Types of Electric Cars

There are two main types of electric cars: plug-in hybrids and pure electric. Plug-in hybrids can run on electricity for about 15 miles to 50 miles before switching over to run like a traditional vehicle. Because they use both a battery and gas, they have components similar to a combustion-powered car and can be refueled at a gas station.

Pure electric vehicles are run solely by their battery pack and can be charged at home or at stations across the country. Many drivers can get multiple days’s use from a single charge. Pure electric vehicles don’t require the same types of maintenance that traditional or plug-in hybrids require.

Both types of electric cars are available in a wide range of makes and models, including hatchbacks, sedans, SUVs, trucks and even luxury vehicles. You can research the variety on your favorite manufacturer’s website.


Are Electric Cars Better Than Conventional Cars?

Electric vehicles have a lot of benefits. They are significantly cheaper to operate than a gas-powered car; the Department of Energy estimates that a gallon of gasoline costs twice as much as the comparable cost of an electric car. They also have much lower maintenance costs, since they have fewer components that will wear out and need replacement. 

And, car owners with solar panels at home can virtually eliminate the cost of charging the vehicle. Electric vehicles are also quieter and more environmentally friendly, and they produce no exhaust fumes.

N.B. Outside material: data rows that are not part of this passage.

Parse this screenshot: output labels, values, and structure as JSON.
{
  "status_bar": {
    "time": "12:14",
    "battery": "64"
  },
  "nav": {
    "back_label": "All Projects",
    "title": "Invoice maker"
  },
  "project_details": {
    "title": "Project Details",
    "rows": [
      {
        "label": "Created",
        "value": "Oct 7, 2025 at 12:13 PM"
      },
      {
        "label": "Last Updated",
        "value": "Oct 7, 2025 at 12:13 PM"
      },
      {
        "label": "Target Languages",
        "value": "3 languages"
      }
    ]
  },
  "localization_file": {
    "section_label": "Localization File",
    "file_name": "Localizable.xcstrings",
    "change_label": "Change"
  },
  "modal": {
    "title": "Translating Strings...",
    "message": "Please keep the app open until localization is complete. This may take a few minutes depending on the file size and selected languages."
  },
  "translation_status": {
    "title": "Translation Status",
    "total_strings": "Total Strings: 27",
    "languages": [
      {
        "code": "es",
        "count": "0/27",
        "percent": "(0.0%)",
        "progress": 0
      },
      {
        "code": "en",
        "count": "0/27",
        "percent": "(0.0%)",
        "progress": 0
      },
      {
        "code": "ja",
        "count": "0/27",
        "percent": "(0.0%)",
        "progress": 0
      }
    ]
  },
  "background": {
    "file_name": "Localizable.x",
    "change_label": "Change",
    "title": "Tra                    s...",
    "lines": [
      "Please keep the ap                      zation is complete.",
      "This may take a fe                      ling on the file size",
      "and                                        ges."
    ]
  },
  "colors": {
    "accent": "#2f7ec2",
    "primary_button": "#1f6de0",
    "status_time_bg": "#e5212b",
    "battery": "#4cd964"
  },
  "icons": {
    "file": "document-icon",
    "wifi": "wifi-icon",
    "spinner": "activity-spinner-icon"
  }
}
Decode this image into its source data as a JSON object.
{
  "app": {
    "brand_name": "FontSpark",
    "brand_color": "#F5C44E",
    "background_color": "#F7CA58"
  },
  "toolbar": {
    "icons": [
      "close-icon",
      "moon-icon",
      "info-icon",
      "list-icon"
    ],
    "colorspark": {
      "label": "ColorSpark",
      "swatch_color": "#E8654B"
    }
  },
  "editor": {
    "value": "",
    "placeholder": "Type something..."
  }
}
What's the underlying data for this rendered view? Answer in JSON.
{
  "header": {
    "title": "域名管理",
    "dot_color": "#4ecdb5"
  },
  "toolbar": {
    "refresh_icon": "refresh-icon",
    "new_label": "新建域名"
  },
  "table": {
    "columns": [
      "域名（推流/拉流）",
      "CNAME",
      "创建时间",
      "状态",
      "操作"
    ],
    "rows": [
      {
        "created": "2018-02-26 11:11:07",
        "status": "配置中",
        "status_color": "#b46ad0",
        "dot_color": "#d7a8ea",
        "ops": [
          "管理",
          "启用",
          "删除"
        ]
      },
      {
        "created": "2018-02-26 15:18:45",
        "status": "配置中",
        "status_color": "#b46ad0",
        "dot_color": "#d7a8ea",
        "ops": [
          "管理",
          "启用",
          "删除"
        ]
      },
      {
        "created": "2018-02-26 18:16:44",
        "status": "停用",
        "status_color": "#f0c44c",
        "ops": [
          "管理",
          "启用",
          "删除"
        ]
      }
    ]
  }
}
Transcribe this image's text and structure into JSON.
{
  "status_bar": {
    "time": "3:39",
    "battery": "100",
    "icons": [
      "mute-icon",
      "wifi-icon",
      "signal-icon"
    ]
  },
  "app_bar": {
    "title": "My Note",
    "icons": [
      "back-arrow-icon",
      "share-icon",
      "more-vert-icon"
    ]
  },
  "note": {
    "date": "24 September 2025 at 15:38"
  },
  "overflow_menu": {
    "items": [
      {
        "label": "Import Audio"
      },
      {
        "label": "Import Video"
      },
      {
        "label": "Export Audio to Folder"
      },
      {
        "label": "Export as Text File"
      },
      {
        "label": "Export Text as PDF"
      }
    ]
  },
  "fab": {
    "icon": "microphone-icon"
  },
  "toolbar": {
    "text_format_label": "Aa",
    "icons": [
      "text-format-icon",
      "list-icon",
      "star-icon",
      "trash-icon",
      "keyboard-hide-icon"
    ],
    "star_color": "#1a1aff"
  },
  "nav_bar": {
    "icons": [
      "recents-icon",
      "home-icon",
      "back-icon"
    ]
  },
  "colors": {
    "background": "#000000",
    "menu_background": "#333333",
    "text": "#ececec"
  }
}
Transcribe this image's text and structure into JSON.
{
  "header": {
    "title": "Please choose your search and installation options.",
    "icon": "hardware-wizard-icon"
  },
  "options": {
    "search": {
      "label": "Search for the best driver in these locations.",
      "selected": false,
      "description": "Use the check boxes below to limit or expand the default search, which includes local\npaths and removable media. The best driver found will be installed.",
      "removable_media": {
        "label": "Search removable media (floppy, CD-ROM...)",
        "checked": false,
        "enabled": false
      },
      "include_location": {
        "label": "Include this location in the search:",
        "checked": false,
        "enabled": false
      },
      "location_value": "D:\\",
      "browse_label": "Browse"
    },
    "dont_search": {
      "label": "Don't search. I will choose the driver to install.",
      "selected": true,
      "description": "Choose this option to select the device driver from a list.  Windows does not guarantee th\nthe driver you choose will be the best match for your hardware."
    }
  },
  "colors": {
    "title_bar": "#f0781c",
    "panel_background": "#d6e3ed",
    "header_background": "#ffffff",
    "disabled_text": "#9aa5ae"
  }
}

However, electric vehicles are more expensive to purchase than a gas-powered car. If the would-be owner has a one-car household or drives significant distances, the need to recharge may be more of a hassle. Finding an overnight parking space for charging is a major part of owning an electric car.

For many electric vehicles, it can take 25 minutes to 60 minutes for a full charge when using a fast-charge port in a public place, and up to 10 hours at home. In places with extreme heat or cold, the car’s range can be severely reduced due to the drop in battery performance.

Most modern-day electric cars can get about 200 miles out of a full charge, while plug-in hybrids can get about 400 to 550 miles. On average, traditional vehicles get between 400 to 500 miles. 


Maintaining Your Electric Vehicle

Even though an electric vehicle has fewer components than a conventional vehicle, they still require some maintenance  — namely the cabin air filters, brakes, tires and suspension system. However, many of these pieces are designed to be durable and will rarely need servicing. The electric vehicle’s battery will eventually need replacing (it lasts for a minimum of eight to 10 years), costing around $5,500.When you are ready to bring your electric vehicle in for maintenance, make sure it’s to a repair shop that is familiar with them. Building a relationship with a repair shop is an important part of keeping your vehicle safe on the road and extending its life for years to come.